Everyone who has watched a police TV show is familiar with Miranda rights. They are usually recited similar to:
You have the right to remain silent. Anything you say can and will be used against you in a court of law. You have the right to an attorney. If you cannot afford an attorney, one will be provided for your. You have a right to exercise these rights at any time. Do you understand these rights as I have read them to you?
This article provides some basic information about Miranda, and how it fits into the context of the defense of a South Carolina misdemeanor or felony charge.
What does Miranda even mean?
So what does this all really mean? Miranda has to do with whether or not answers to police questions that someone made after they were in police custody can be repeated later in court.
Miranda rights only involve answers to police questions. It is not relevant to questions submitted by other people (such as family members, co-workers, victims, etc.). It is also not relevant to voluntary statements or things that someone just blurted out.
Miranda rights also only involve situations where someone is in police custody or has been arrested. This means that a reasonable person who have to believe that they were not free to leave or had been arrested. So if someone has been handcuffed and put in the back of a patrol car a court will almost always find that Miranda rights were implicated. But if the police were to just walk up to someone who was free to leave and asked them a simple question that likely wouldn't be enough.
In the law there are the rules, and then exceptions and then exceptions to exceptions. Miranda is no different. Legally and under most circumstances a routine traffic stop is not considered custody for Miranda purposes. So when the cop asks "Do you know how fast you were going?" your answer can be repeated even if you weren't read your rights first.
What kinds of cases does Miranda apply to?
Really everything except for simple traffic offenses. Miranda rights are available to people charged with misdemeanors and felonies. Juveniles have the same rights. So the same rights apply to a murder suspect as it does to a housewife arrested for CDV, or a college student charged with shoplifting. But with only one exception, police do not have to read Miranda rights in order to make a proper or a valid arrest.
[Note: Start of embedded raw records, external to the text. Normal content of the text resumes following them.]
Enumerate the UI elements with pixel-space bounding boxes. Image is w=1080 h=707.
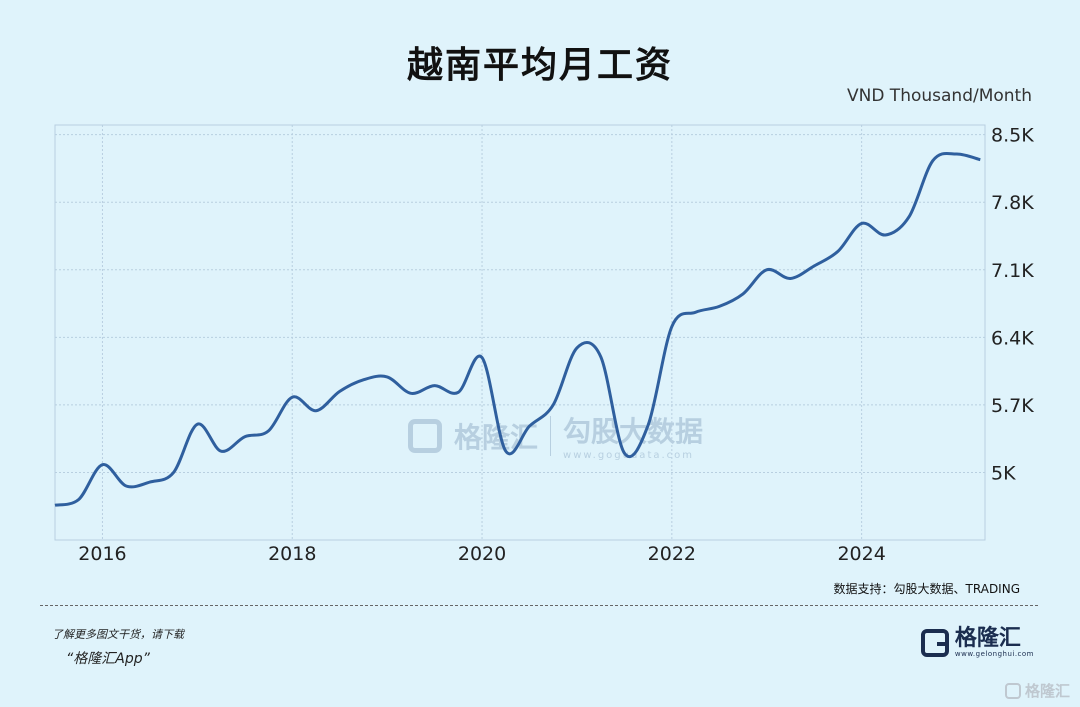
divider [40, 605, 1038, 606]
watermark-brand2: 勾股大数据 [563, 415, 704, 448]
chart-area: 2016 2018 2020 2022 2024 5K 5.7K 6.4K 7.1K 7.8K 8… [54, 124, 1034, 565]
chart-title: 越南平均月工资 [406, 45, 673, 86]
series-line [54, 151, 981, 507]
y-tick-label-5: 8.5K [991, 125, 1034, 147]
y-tick-label-2: 6.4K [991, 327, 1034, 349]
watermark-logo-icon [408, 418, 442, 453]
brand-name: 格隆汇 [954, 626, 1021, 651]
footer-prompt: 了解更多图文干货，请下载 [52, 628, 184, 641]
plot-border [54, 124, 986, 541]
data-source: 数据支持：勾股大数据、TRADING [833, 582, 1020, 596]
corner-logo: 格隆汇 [1004, 680, 1070, 701]
brand-logo-icon [920, 629, 949, 657]
grid-vertical [101, 125, 863, 540]
brand-logo: 格隆汇 www.gelonghui.com [920, 626, 1034, 658]
y-tick-label-0: 5K [991, 462, 1016, 484]
y-tick-label-1: 5.7K [991, 395, 1034, 417]
footer-app-name: “格隆汇App” [66, 651, 150, 667]
x-tick-label-2018: 2018 [268, 543, 316, 565]
y-tick-label-4: 7.8K [991, 192, 1034, 214]
line-chart: 2016 2018 2020 2022 2024 5K 5.7K 6.4K 7.1K 7.8K 8… [54, 124, 1034, 565]
x-tick-label-2022: 2022 [648, 543, 696, 565]
brand-url: www.gelonghui.com [954, 650, 1034, 658]
x-tick-label-2024: 2024 [837, 543, 885, 565]
corner-logo-text: 格隆汇 [1024, 682, 1070, 700]
x-tick-label-2016: 2016 [78, 543, 126, 565]
y-axis-ticks: 5K 5.7K 6.4K 7.1K 7.8K 8.5K [991, 125, 1034, 485]
grid-horizontal [55, 134, 985, 473]
x-axis-ticks: 2016 2018 2020 2022 2024 [78, 543, 886, 565]
watermark-separator [550, 415, 552, 456]
y-tick-label-3: 7.1K [991, 260, 1034, 282]
corner-logo-icon [1004, 682, 1021, 699]
x-tick-label-2020: 2020 [458, 543, 506, 565]
unit-label: VND Thousand/Month [846, 86, 1032, 106]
There is One Charge Where Miranda is Required
The only criminal charge in South Carolina where police must read a suspect their Miranda rights is DUI. In most cases the Miranda advisement has to be provided on the side of the road and recorded by the officer's dash-cam. If Miranda wasn't given, or if the recorded wasn't preserved, then a DUI charge may be dismissed after a proper objection and motion is made.
Do the police not have to read people their rights?
As discussed earlier, Miranda only has to do with whether or not answers to police questions submitted after someone was in police custody can be repeated later in court. Many times there is enough evidence to support an arrest and a court conviction without relying on confessions, or other statements against self-interest that a defendant might make.
If there was a Miranda violation, that is police questioning someone in custody without first reading their rights, then answers the defendant gave couldn't be used to later to justify a legal reason for an arrest or a conviction in court.
How does a lawyer use Miranda to make a legal defense?
As a criminal defense attorney my role is to break a case down into the required legal elements to determine how it can most effectively be challenged. In some cases Miranda isn't implicated at all (for example there was no police questioning at all). But in other cases the police went too far before reading the rights, and this can serve as a basis for a legal dismissal of the charge.
In the correct case a properly based Miranda objection can mean the difference between a dismissal or a conviction. So although a Miranda objection isn't a magic bullet that will win every case, it can be an effective defense tool.